He was a journalist and polemicist. His targets were as diverse as Mother Theresa, Michael Moore, Henry Kissinger, and Chris Hedges.
I did not always agree with what he said and often felt uncomfortable when he debated people who I liked and admired. Maybe - just maybe - his keen intellect and razor sharp wit would sway me from my opinion.
He was a complicated man. Capable of great humanism coupled with an almost barbaric approach to the Middle East. He wept with a family for the death of a soldier he did not know, while actively supporting the war in Iraq..
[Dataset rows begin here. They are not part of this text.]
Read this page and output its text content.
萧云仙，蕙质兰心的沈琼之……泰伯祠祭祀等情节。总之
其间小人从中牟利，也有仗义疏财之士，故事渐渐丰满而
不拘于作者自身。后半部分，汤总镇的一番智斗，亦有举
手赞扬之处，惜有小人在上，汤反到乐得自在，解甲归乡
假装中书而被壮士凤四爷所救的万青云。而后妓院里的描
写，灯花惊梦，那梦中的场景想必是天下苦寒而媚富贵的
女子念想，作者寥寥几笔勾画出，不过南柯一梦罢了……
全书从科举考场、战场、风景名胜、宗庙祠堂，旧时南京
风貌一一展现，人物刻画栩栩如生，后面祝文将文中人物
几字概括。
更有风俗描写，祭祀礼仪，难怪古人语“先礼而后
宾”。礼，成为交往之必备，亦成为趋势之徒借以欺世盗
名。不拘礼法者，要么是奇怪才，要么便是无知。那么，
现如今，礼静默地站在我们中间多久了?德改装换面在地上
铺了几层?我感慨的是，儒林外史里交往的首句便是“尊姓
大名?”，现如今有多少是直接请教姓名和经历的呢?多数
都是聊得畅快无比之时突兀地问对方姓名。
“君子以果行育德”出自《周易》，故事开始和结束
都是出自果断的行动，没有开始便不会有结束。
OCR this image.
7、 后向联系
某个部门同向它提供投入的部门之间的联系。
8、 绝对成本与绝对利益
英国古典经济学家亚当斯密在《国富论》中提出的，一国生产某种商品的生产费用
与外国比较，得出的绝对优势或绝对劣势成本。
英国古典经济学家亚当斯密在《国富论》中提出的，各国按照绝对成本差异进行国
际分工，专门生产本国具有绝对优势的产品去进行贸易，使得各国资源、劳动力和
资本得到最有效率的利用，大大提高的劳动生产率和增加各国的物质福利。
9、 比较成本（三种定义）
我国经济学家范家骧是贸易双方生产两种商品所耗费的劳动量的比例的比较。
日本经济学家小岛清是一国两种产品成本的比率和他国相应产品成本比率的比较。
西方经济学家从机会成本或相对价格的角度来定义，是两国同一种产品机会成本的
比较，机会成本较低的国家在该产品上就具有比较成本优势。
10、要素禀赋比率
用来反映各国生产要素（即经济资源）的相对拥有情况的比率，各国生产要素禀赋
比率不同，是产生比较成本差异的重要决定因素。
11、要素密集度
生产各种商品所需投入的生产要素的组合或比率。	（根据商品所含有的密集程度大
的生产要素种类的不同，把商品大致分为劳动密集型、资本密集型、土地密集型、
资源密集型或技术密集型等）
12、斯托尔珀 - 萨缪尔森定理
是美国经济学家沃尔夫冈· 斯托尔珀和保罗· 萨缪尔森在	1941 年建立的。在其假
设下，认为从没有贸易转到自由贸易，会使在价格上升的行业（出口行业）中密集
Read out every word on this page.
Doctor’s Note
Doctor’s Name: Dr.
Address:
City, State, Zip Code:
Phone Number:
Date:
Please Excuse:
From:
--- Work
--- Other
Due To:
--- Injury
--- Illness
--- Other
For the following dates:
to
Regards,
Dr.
His humanism shone brightest before his death
Hitchens was a prolific writer with a seemingly encyclopedic knowledge of the world around him. I can't nearly do justice to his work in this blog.
I do want to focus on his death however.
Christopher Hitchens described him self as an anti-theist. Some atheists wished that there was a afterlife. But Hitchens was an anti-theist because he wished it wasn't true. He thought that the endless worship of an unchanging being would be a type of hell. Almost like a celestial North Korea. Better to leave the party early, than to never leave the party at all.
Christopher Hitchens had the courage to face reality as he saw it. He knew that death would be the end of him. No heaven. No hell. Just oblivion.
There was no deathbed conversion. Hitchens found the whole idea repulsive.